“Babylon” Doesn’t Quite Hit it Out of the Park


Though not completely disappointing, Chazelle’s “Babylon” falls short of his more acclaimed films. (Courtesy of Twitter)

“All art aspires to music” — this musing, spoken by the reckless and vain movie star Jack Conrad (Brad Pitt) in “Babylon,” can be thought of as something of a maxim for director Damien Chazelle’s career. Fresh off the success of his award-season darlings “Whiplash” and “La La Land,” his new film aims the camera towards the jazz age right as Hollywood was beginning its clunky transition away from silent pictures. It’s the kind of big budget, auteurist passion project that many directors try their hand at, like a “Boogie Nights” for the roaring ’20s instead of the disco era.

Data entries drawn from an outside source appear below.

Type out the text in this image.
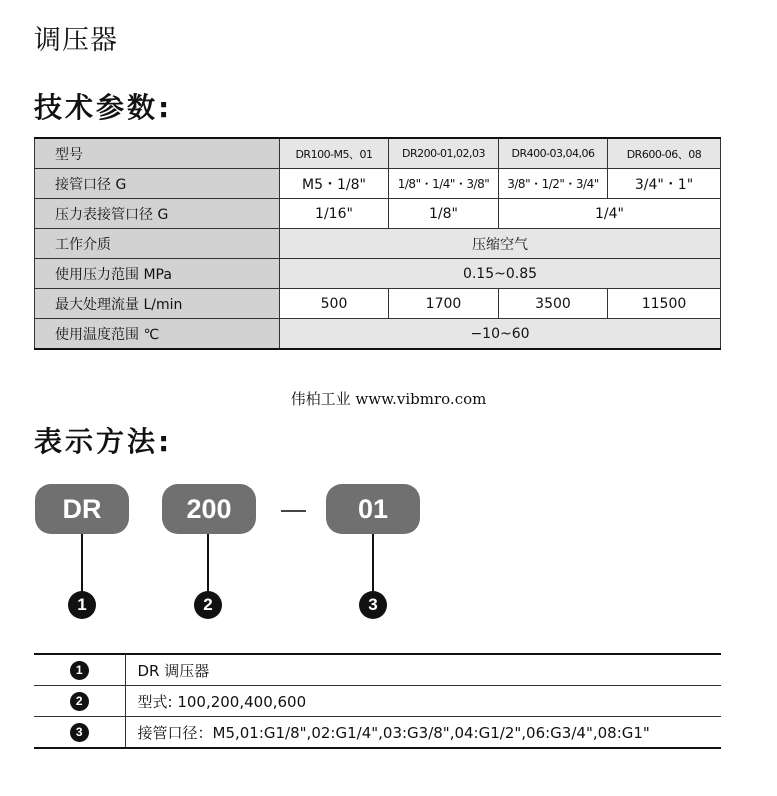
调压器
技术参数:
型号	DR100-M5、01	DR200-01,02,03	DR400-03,04,06	DR600-06、08
接管口径 G	M5・1/8"	1/8"・1/4"・3/8"	3/8"・1/2"・3/4"	3/4"・1"
压力表接管口径 G	1/16"	1/8"	1/4"	
工作介质	压缩空气			
使用压力范围 MPa	0.15~0.85			
最大处理流量 L/min	500	1700	3500	11500
使用温度范围 ℃	−10~60			
伟柏工业 www.vibmro.com
表示方法:
DR	200	01
1	2	3
1	DR 调压器
2	型式: 100,200,400,600
3	接管口径：M5,01:G1/8",02:G1/4",03:G3/8",04:G1/2",06:G3/4",08:G1"
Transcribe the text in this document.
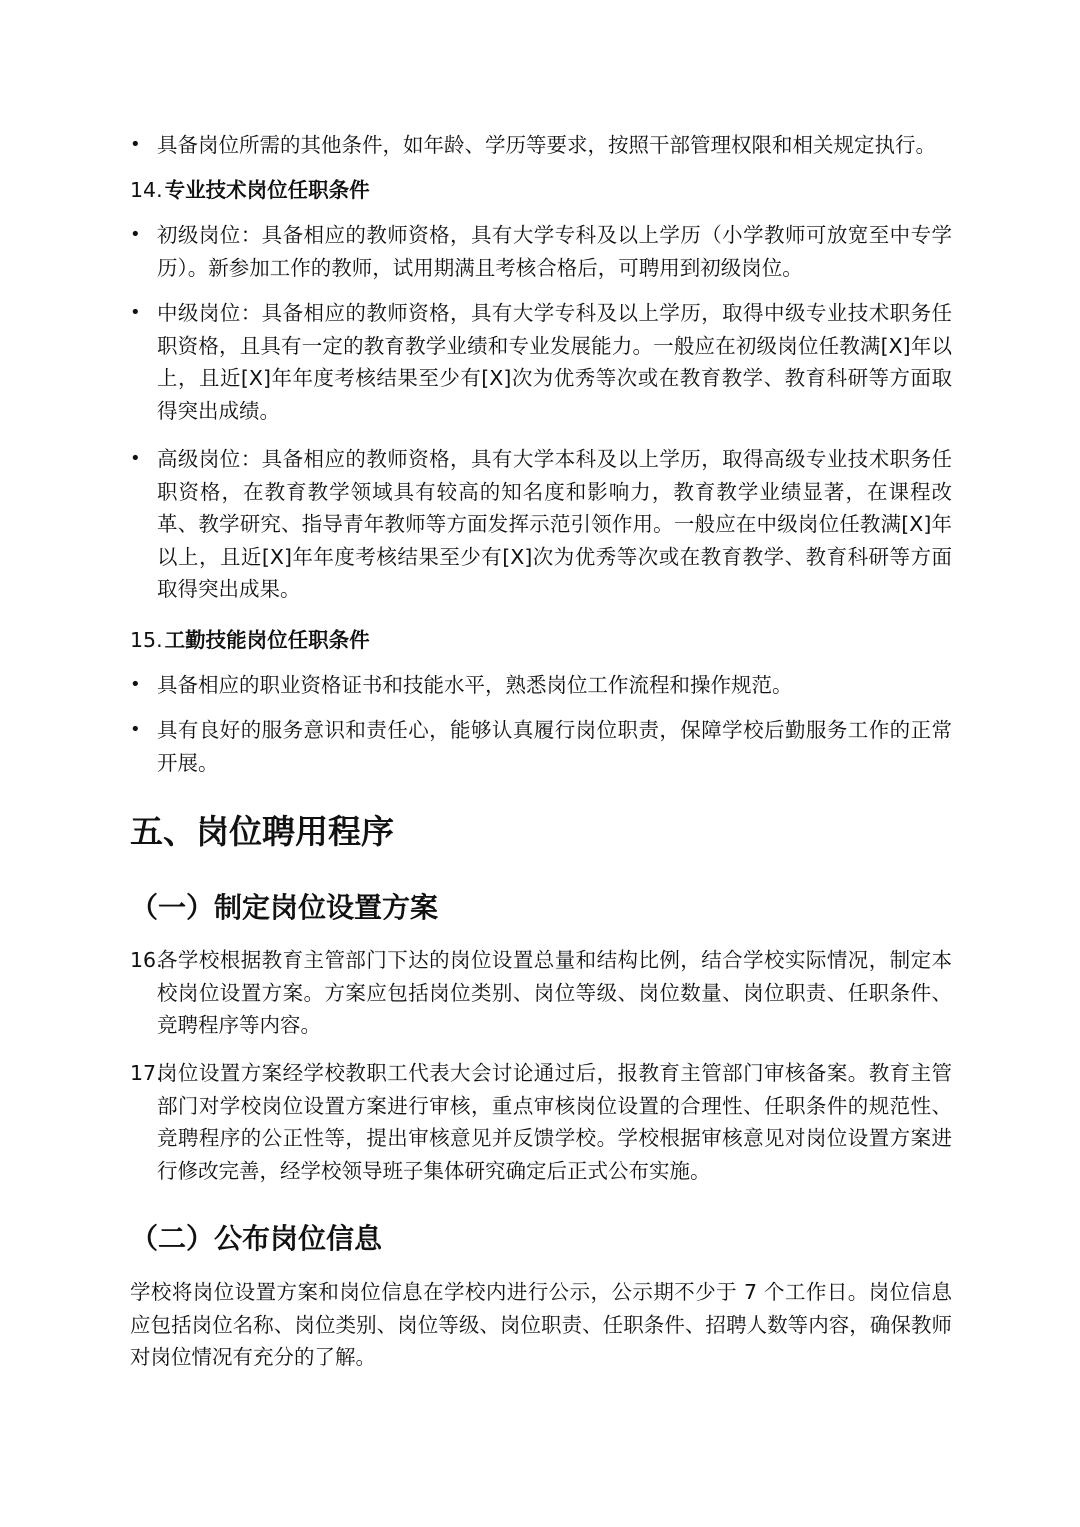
• 具备岗位所需的其他条件，如年龄、学历等要求，按照干部管理权限和相关规定执行。
14.专业技术岗位任职条件
• 初级岗位：具备相应的教师资格，具有大学专科及以上学历（小学教师可放宽至中专学历）。新参加工作的教师，试用期满且考核合格后，可聘用到初级岗位。
• 中级岗位：具备相应的教师资格，具有大学专科及以上学历，取得中级专业技术职务任职资格，且具有一定的教育教学业绩和专业发展能力。一般应在初级岗位任教满[X]年以上，且近[X]年年度考核结果至少有[X]次为优秀等次或在教育教学、教育科研等方面取得突出成绩。
• 高级岗位：具备相应的教师资格，具有大学本科及以上学历，取得高级专业技术职务任职资格，在教育教学领域具有较高的知名度和影响力，教育教学业绩显著，在课程改革、教学研究、指导青年教师等方面发挥示范引领作用。一般应在中级岗位任教满[X]年以上，且近[X]年年度考核结果至少有[X]次为优秀等次或在教育教学、教育科研等方面取得突出成果。
15.工勤技能岗位任职条件
• 具备相应的职业资格证书和技能水平，熟悉岗位工作流程和操作规范。
• 具有良好的服务意识和责任心，能够认真履行岗位职责，保障学校后勤服务工作的正常开展。
五、岗位聘用程序
（一）制定岗位设置方案
16.
各学校根据教育主管部门下达的岗位设置总量和结构比例，结合学校实际情况，制定本校岗位设置方案。方案应包括岗位类别、岗位等级、岗位数量、岗位职责、任职条件、竞聘程序等内容。
17.
岗位设置方案经学校教职工代表大会讨论通过后，报教育主管部门审核备案。教育主管部门对学校岗位设置方案进行审核，重点审核岗位设置的合理性、任职条件的规范性、竞聘程序的公正性等，提出审核意见并反馈学校。学校根据审核意见对岗位设置方案进行修改完善，经学校领导班子集体研究确定后正式公布实施。
（二）公布岗位信息
学校将岗位设置方案和岗位信息在学校内进行公示，公示期不少于 7 个工作日。岗位信息应包括岗位名称、岗位类别、岗位等级、岗位职责、任职条件、招聘人数等内容，确保教师对岗位情况有充分的了解。
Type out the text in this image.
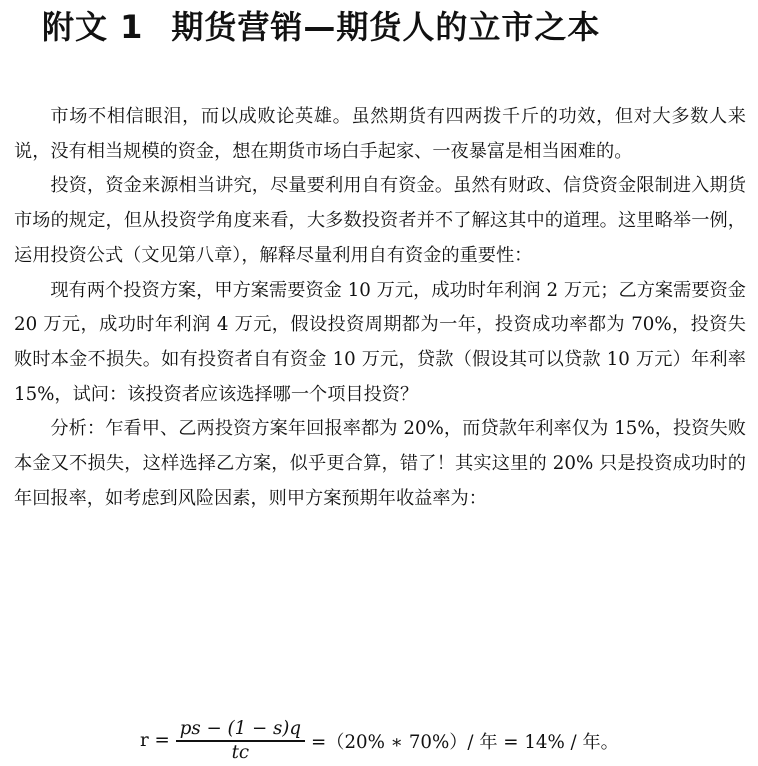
附文 1 期货营销—期货人的立市之本

市场不相信眼泪，而以成败论英雄。虽然期货有四两拨千斤的功效，但对大多数人来说，没有相当规模的资金，想在期货市场白手起家、一夜暴富是相当困难的。

投资，资金来源相当讲究，尽量要利用自有资金。虽然有财政、信贷资金限制进入期货市场的规定，但从投资学角度来看，大多数投资者并不了解这其中的道理。这里略举一例，运用投资公式（文见第八章），解释尽量利用自有资金的重要性：

现有两个投资方案，甲方案需要资金 10 万元，成功时年利润 2 万元；乙方案需要资金 20 万元，成功时年利润 4 万元，假设投资周期都为一年，投资成功率都为 70%，投资失败时本金不损失。如有投资者自有资金 10 万元，贷款（假设其可以贷款 10 万元）年利率 15%，试问：该投资者应该选择哪一个项目投资？

分析：乍看甲、乙两投资方案年回报率都为 20%，而贷款年利率仅为 15%，投资失败本金又不损失，这样选择乙方案，似乎更合算，错了！其实这里的 20% 只是投资成功时的年回报率，如考虑到风险因素，则甲方案预期年收益率为：

$r = \frac{ps - (1 - s)q}{tc} =(20\%$ ∗ 70%）/ 年 = 14% / 年。
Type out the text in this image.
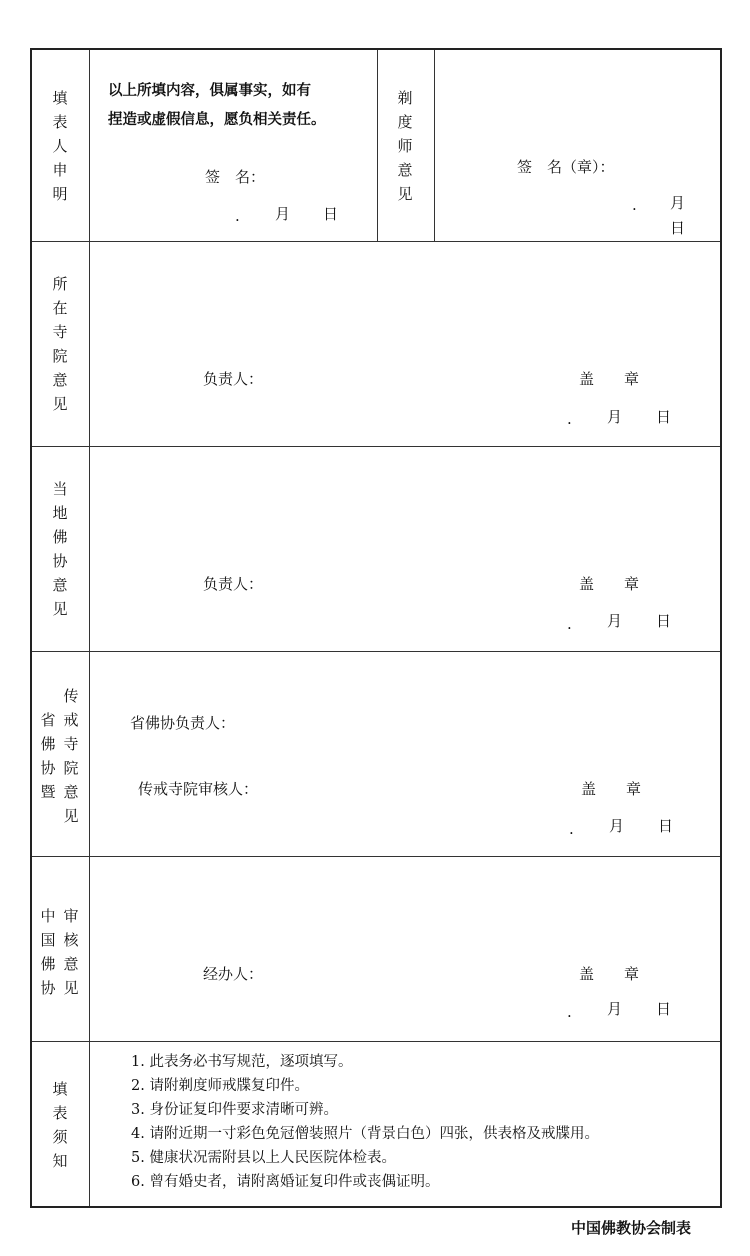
填表人申明
以上所填内容，俱属事实，如有
捏造或虚假信息，愿负相关责任。
签　名：
. 月 日
剃度师意见
签　名（章）：
. 月
日
所在寺院意见
负责人：	盖　　章
. 月 日
当地佛协意见
负责人：	盖　　章
. 月 日
省佛协暨
传戒寺院意见
省佛协负责人：
传戒寺院审核人：	盖　　章
. 月 日
中国佛协
审核意见
经办人：	盖　　章
. 月 日
填表须知
1. 此表务必书写规范，逐项填写。
2. 请附剃度师戒牒复印件。
3. 身份证复印件要求清晰可辨。
4. 请附近期一寸彩色免冠僧装照片（背景白色）四张，供表格及戒牒用。
5. 健康状况需附县以上人民医院体检表。
6. 曾有婚史者，请附离婚证复印件或丧偶证明。
中国佛教协会制表
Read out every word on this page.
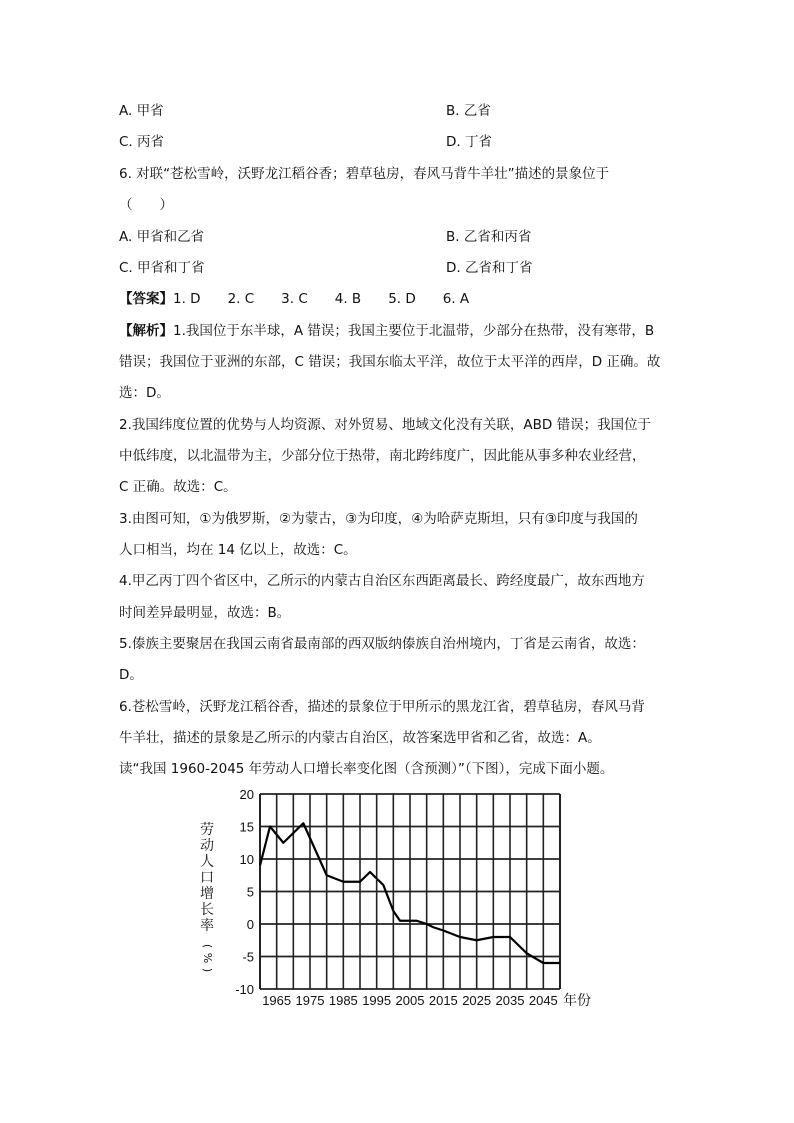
A. 甲省	B. 乙省
C. 丙省	D. 丁省
6. 对联“苍松雪岭，沃野龙江稻谷香；碧草毡房，春风马背牛羊壮”描述的景象位于
（　　）
A. 甲省和乙省	B. 乙省和丙省
C. 甲省和丁省	D. 乙省和丁省
【答案】1. D　　2. C　　3. C　　4. B　　5. D　　6. A
【解析】1.我国位于东半球，A 错误；我国主要位于北温带，少部分在热带，没有寒带，B
错误；我国位于亚洲的东部，C 错误；我国东临太平洋，故位于太平洋的西岸，D 正确。故
选：D。
2.我国纬度位置的优势与人均资源、对外贸易、地域文化没有关联，ABD 错误；我国位于
中低纬度，以北温带为主，少部分位于热带，南北跨纬度广，因此能从事多种农业经营，
C 正确。故选：C。
3.由图可知，①为俄罗斯，②为蒙古，③为印度，④为哈萨克斯坦，只有③印度与我国的
人口相当，均在 14 亿以上，故选：C。
4.甲乙丙丁四个省区中，乙所示的内蒙古自治区东西距离最长、跨经度最广，故东西地方
时间差异最明显，故选：B。
5.傣族主要聚居在我国云南省最南部的西双版纳傣族自治州境内，丁省是云南省，故选：
D。
6.苍松雪岭，沃野龙江稻谷香，描述的景象位于甲所示的黑龙江省，碧草毡房，春风马背
牛羊壮，描述的景象是乙所示的内蒙古自治区，故答案选甲省和乙省，故选：A。
读“我国 1960-2045 年劳动人口增长率变化图（含预测）”（下图），完成下面小题。
劳
动
人
口
增
长
率
(
%
)
20
15
10
5
0
-5
-10
1965 1975 1985 1995 2005 2015 2025 2035 2045 年份
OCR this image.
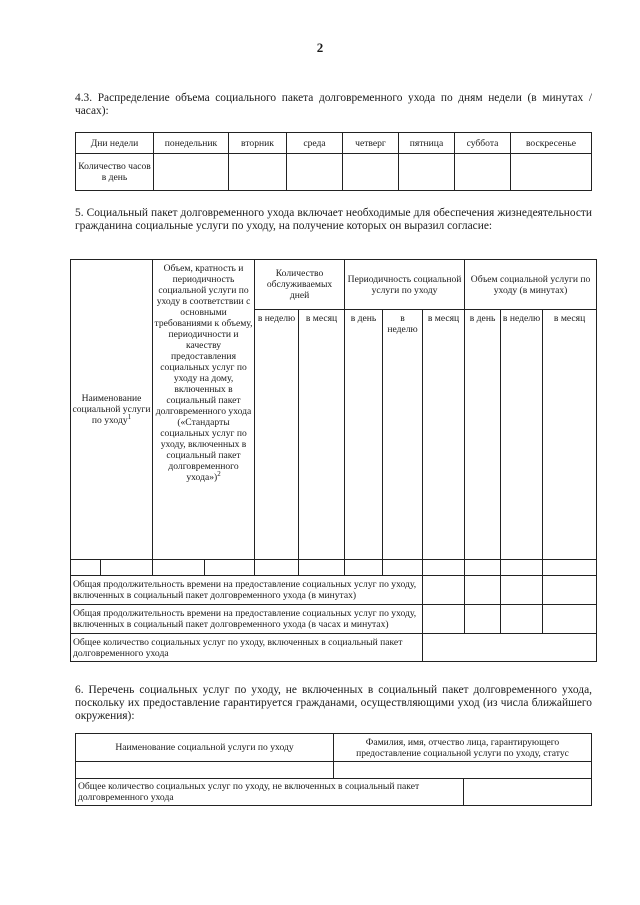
2
4.3. Распределение объема социального пакета долговременного ухода по дням недели (в минутах /часах):
Дни недели	понедельник	вторник	среда	четверг	пятница	суббота	воскресенье
Количество часов в день							
5. Социальный пакет долговременного ухода включает необходимые для обеспечения жизнедеятельности гражданина социальные услуги по уходу, на получение которых он выразил согласие:
Наименование социальной услуги по уходу$^1$		Объем, кратность и периодичность социальной услуги по уходу в соответствии с основными требованиями к объему, периодичности и качеству предоставления социальных услуг по уходу на дому, включенных в социальный пакет долговременного ухода («Стандарты социальных услуг по уходу, включенных в социальный пакет долговременного ухода»)$^2$		Количество обслуживаемых дней		Периодичность социальной услуги по уходу			Объем социальной услуги по уходу (в минутах)		
				в неделю	в месяц	в день	в неделю	в месяц	в день	в неделю	в месяц

Общая продолжительность времени на предоставление социальных услуг по уходу, включенных в социальный пакет долговременного ухода (в минутах)											
Общая продолжительность времени на предоставление социальных услуг по уходу, включенных в социальный пакет долговременного ухода (в часах и минутах)											
Общее количество социальных услуг по уходу, включенных в социальный пакет долговременного ухода											
6. Перечень социальных услуг по уходу, не включенных в социальный пакет долговременного ухода, поскольку их предоставление гарантируется гражданами, осуществляющими уход (из числа ближайшего окружения):
Наименование социальной услуги по уходу	Фамилия, имя, отчество лица, гарантирующего предоставление социальной услуги по уходу, статус	

Общее количество социальных услуг по уходу, не включенных в социальный пакет долговременного ухода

Damien Chazelle is among the most talented filmmakers of his generation, but in this film’s case, he’s no Paul Thomas Anderson. In some regards, the gamble of this film pays off. In other areas, however, one is left wondering just how exactly they’re supposed to feel about the images being shown. 

“Babylon” is a swing-for-the-fences epic that doesn’t quite hit it out of the park, but it makes it to second base at least. The film follows an ensemble cast of characters for the entirety of its whopping three-hour runtime; Manny Torres (Diego Calva) is our protagonist, a low man on the Hollywood totem pole with big dreams, while the aforementioned Conrad must reconcile his bombastic persona with the limitations of his own stardom. Margot Robbie, playing the up and coming star Nellie LaRoy, is the film’s heart and soul, while her fiery recklessness drives her and the audience down an increasingly tragic path. Jovan Adepo plays a jazz trumpeter who ends up striking it big in Hollywood but must face its ugly underbelly head on. His story, in spite of my engagement with it, feels only cursory to the main plot, and one can’t help but wonder if a more intimate film centered around his character lies on the cutting room floor somewhere. 

Jazz, of course, is Chazelle’s bread and butter. Frequent collaborator Justin Hurwitz provides a swinging score that recalls the big band jazz of old, and the film is at its best during loose, rhythmically edited sequences centered around the music. It’s puzzling, then, why the film insists upon dull long takes, something its forefather “Boogie Nights” does much better. 

Speaking of Anderson’s film, “Babylon” commits a cardinal sin by reminding the audience of much better movies they could be watching instead. Looking past its reverence towards both the silent era and the large scale epics that inspired it, the film really doesn’t seem to be anything besides shocking. The main draws of the movie are the large, wild scenes depicting depraved Hollywood shindigs, which seem to just be an excuse to portray the most offensively lurid acts the filmmakers could think of. The opening sequence alone involves liberal amounts of drugs, bodily fluids and elephant feces, and the result is much less effective than it thinks it is. 

Even beyond this depraved introduction, the film never eases its grip on the audience’s neck. Some breathing room would have been appreciated, as that kind of constant breakneck pace works well in tightly-wound suspense pictures but not so much in these spectacular period pieces. Occasionally, the film truly dazzles; a long day of moviemaking culminates in the magic of finding that perfect shot, and the brief depictions of jazz bands in action are kinetic audiovisual treats. The ending is especially flooring; it’s commendable in its sheer audacity and unpredictability despite being a bit out of place. Still, these scenes are few and far between, and the film could have spent far more time in the editing room. It doesn’t quite hit all the marks it wants to, but “Babylon” is almost certainly among the last of its kind. 

Before the movie began playing, a brief clip of Calva and Robbie played in which they thanked the audience for “seeing ‘Babylon’ the way it was meant to be seen” in a heavily crowded theater. I was one of maybe five people in attendance. The film is something of an odd duck compared to the other ones playing at the cinema. It’s an old-fashioned, practical effects driven piece filmed on real 35mm film stock, a sharp contrast to the cheap looking digital ventures that dominate screens today. While I can’t wholeheartedly recommend it based on its merits alone, I must do so regardless solely because mid-budget auteur pictures might go extinct in the near future, just as the silents made way for the talkies. Is this shift for the better? I don’t think so, but I suppose only time will tell.